Combinatorial optimization problems are difficult to solve especially if the possible combinations are high and there are constraints involved. Are PSO, GA, ACO, etc. suitable for it.
As far as I know, the best ones are those who follow the 'competent GA design'; see for instance http://dl.acm.org/citation.cfm?id=2008638 and http://www.amazon.com/OmeGA-Permutation-Scheduling-Evolutionary-Computation/dp/0792374606
Definitively, hybrid proposals. Use a population based algorithm as a basis GA, ACO, EDA, and combine it with an intensification procedure LS, TS, VNS... But as other researchers highlighted, it depends on the combinatorial problem
Often, the success depends more from the modelling and formulation of the problem than from the technique selected. The technique must be selected and adapted for the problem and not the reverse. From my experience, I can confirm that algorithms based on genetics are powerful. I agree with some previous answers.

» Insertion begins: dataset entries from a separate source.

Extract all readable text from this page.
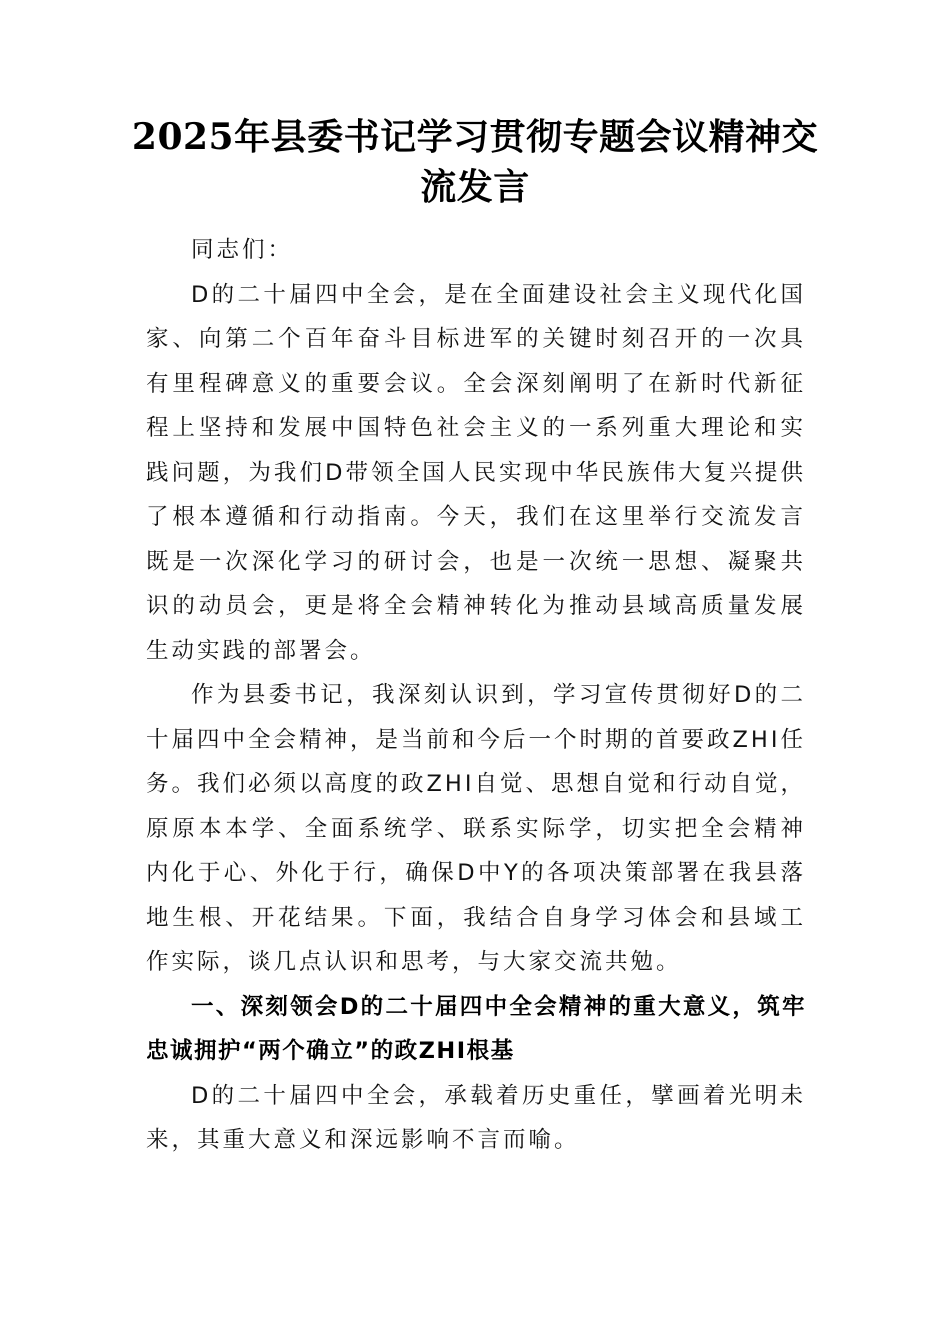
2025年县委书记学习贯彻专题会议精神交流发言

同志们：

D的二十届四中全会，是在全面建设社会主义现代化国家、向第二个百年奋斗目标进军的关键时刻召开的一次具有里程碑意义的重要会议。全会深刻阐明了在新时代新征程上坚持和发展中国特色社会主义的一系列重大理论和实践问题，为我们D带领全国人民实现中华民族伟大复兴提供了根本遵循和行动指南。今天，我们在这里举行交流发言既是一次深化学习的研讨会，也是一次统一思想、凝聚共识的动员会，更是将全会精神转化为推动县域高质量发展生动实践的部署会。

作为县委书记，我深刻认识到，学习宣传贯彻好D的二十届四中全会精神，是当前和今后一个时期的首要政ZHI任务。我们必须以高度的政ZHI自觉、思想自觉和行动自觉，原原本本学、全面系统学、联系实际学，切实把全会精神内化于心、外化于行，确保D中Y的各项决策部署在我县落地生根、开花结果。下面，我结合自身学习体会和县域工作实际，谈几点认识和思考，与大家交流共勉。

一、深刻领会D的二十届四中全会精神的重大意义，筑牢忠诚拥护“两个确立”的政ZHI根基

D的二十届四中全会，承载着历史重任，擘画着光明未来，其重大意义和深远影响不言而喻。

Many evolutionary algorithms, such as GAs and ACOAs are well suited to combinatorial optimization problems, as they are designed to work with discrete variables.
If you can model your solution as binary string (like binary coded chromosome in GA), Quantum-Inspired Evolutionary Algorithm (QEA) will find global optima very quickly than GA by adjusting probability of applying variation operator (Q-gate).
According to the No-Free-Lunch theorems, none of them is better than any other in average in general.
In other words, you are advised to investigate the characteristic of your problems and choose accordingly.
Then, choosing a suitable algorithm (and setting a set of suitable parameters), also known as algorithm selection (and parameter optimization), is a higher level of optimization, i.e., a tricky mapping from solution space to algorithm space.
If you are interested in this algorithm space, hyper-heuristics might be a recent methodology to answer your question.
I agree with Fan Xue. First, you need to understand the characteristics of the problem and choose the algorithm accordingly. However, hybrid version of those algorithms may outperform over the non-hybrid version.
In my view, the choice of a metaheuristic for a combinatorial optimisation problem depends on two things: (i) whether you can think of a natural neighbourhood (or several neighborhoods) and (ii) whether you can think of a natural representation of feasible solutions as strings (or other more complicated data structures). If you can think of a natural neighbourhood, then you can just use a local-search based metaheuristic, such as simulated annealing or tabu search. If you can't think of a natural neighbourhood, but there is a natural string representation, then simple evolutionary metaheuristics, such as genetic algorithms, may work well. If you have both (a natural neighborhood and a natural string representation), then you can use a hyrbid metaheuristic, such as a memetic algorithm (which combines both local search and genetic algorithms in a single scheme).
I would also consider exact methods, such as branch-and-cut and branch-and-price. They can perform surprisingly well for some problems.